Desde as colunas de Rodrigo Constantino até livros de Friedman, os liberais sempre pregam “as maravilhas do capitalismo”. Falam do comunismo como algo horrível, ditatorial e pregam a liberdade econômica. Falam desta “liberdade econômica” como divina, mas esquecem de contar o que é, na verdade e principalmente, o livre mercado.
Este artigo será o primeiro de uma série de matérias que contam o que é realmente o liberalismo.
1. O capital não sobrevive sem Estado
Os liberais sempre têm uma severa retórica contra o Estado. Alguns mais radicais, como o Instituto Liberal – os quais, inclusive, chegaram a afirmar que Temer seria um agente comunista – chegam a descrever o Estado, religiosamente, como um demônio que ameaça a liberdade econômica, o livre mercado. Na concepção clerical dos liberais, o mercado é um deus, onipresente, onisciente, que garante riqueza e liberdade para todos.
Afirmam que as pessoas não devem estar submetidas a um Estado que regule as relações econômicas. Para eles, isto é uma “ameaça à liberdade individual” e todos devem ser “livres para escolher”, como sugere um dos gurus do neoliberalismo, Milton Friedman.

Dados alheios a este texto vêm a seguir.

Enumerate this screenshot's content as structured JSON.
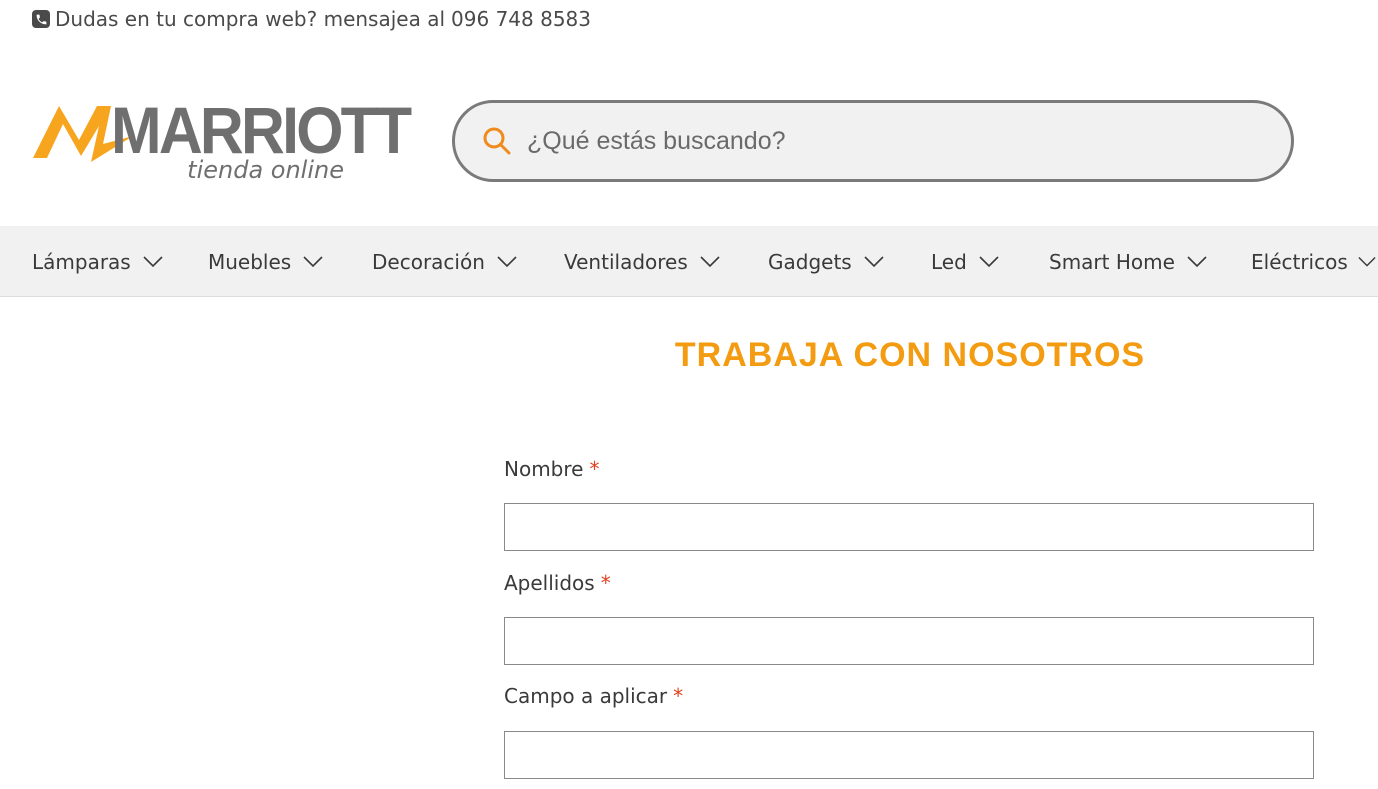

Todos estes argumentos são falsos. A economia funciona e sempre funcionou por meio de regras, e não por um “deus-mercado” ou pela cabeça de algum capitalista.
Não entraremos em argumentos econômicos por enquanto, mas é importante frisar também que os liberais, em suma, são os que mais necessitam do Estado, tanto economicamente quanto politicamente. Sendo mais preciso, necessitam de todo o aparato repressor do Estado.
Um exemplo atual e próximo é o golpe no Brasil. A direita aplicou um golpe no Brasil para realizar todos os sonhos do neoliberal; privatizar as estatais, a saúde, a educação, a previdência, acabar com as leis trabalhistas etc. No entanto, precisaram tomar o controle do Estado para isto, por um lado para privatizar todos estes serviços públicos, por outro para controlar o aparato repressor do Estado burguês, seu exército permanente, sua polícia etc., para conseguirem passar tais projetos antipopulares. Sem o controle do aparato do Estado, o neoliberalismo nunca seria colocado em prática.
2. O capitalismo é para poucos
Os liberais também pregam sempre que o capitalismo seria o único modo de gerar riqueza e igualdade, ademais, que o sistema também traz a oportunidade para todos de “enriquecer”.
A verdade é que o capitalismo sobrevive, única e somente, pela miséria da maioria da população. Para apenas um capitalista manter seu lucro, ele precisa oprimir uma grande massa de operários. Além do que, em nenhum período do capitalismo houve distribuição igual das riquezas. O capitalista sempre se manteve em uma ampla vantagem contra todo o resto da população.
A necessidade de oprimir a maioria da população também coloca que a “meritocracia”, o mito de que todos podem ser ricos também, só seria necessário o “esforço”, cai por terra. Afinal, não é possível gerar riqueza do nada, se você não tem propriedade ou qualquer privilégio material. Além do que, como todos seriam capitalistas se para gerar capital é necessário oprimir a maioria da população, se a existência de uma massa pobre e trabalhadora é necessária?
3. O neoliberalismo é um parasita do Estado
Como colocamos no primeiro ponto, o neoliberalismo precisa do Estado. Do ponto de vista político, precisa do Estado para reprimir a reação popular a seu programa, do ponto de vista econômico precisam do Estado para colocar em prática as privatizações, entregando suas estatais, serviços públicos e tudo mais que for possível.
Os neoliberais não somente precisam do Estado para colocar em prática seu programa de privatizações, como também precisam da riqueza dele. São parasitas do Estado e portanto muito dependentes dele.
Durante a crise neoliberal de 2008, todos os grandes monopólios, para conseguir sobreviver, precisaram de altos empréstimos do Estado. Os EUA entregaram uma grande parte do tesouro nacional para magnatas durante a bancarrota do capitalismo.
Não fossem os bilhões de dólares despejados pelo Estado nos bancos e empresas que estavam à beira da falência, a maior parte dos bancos nem existiram hoje.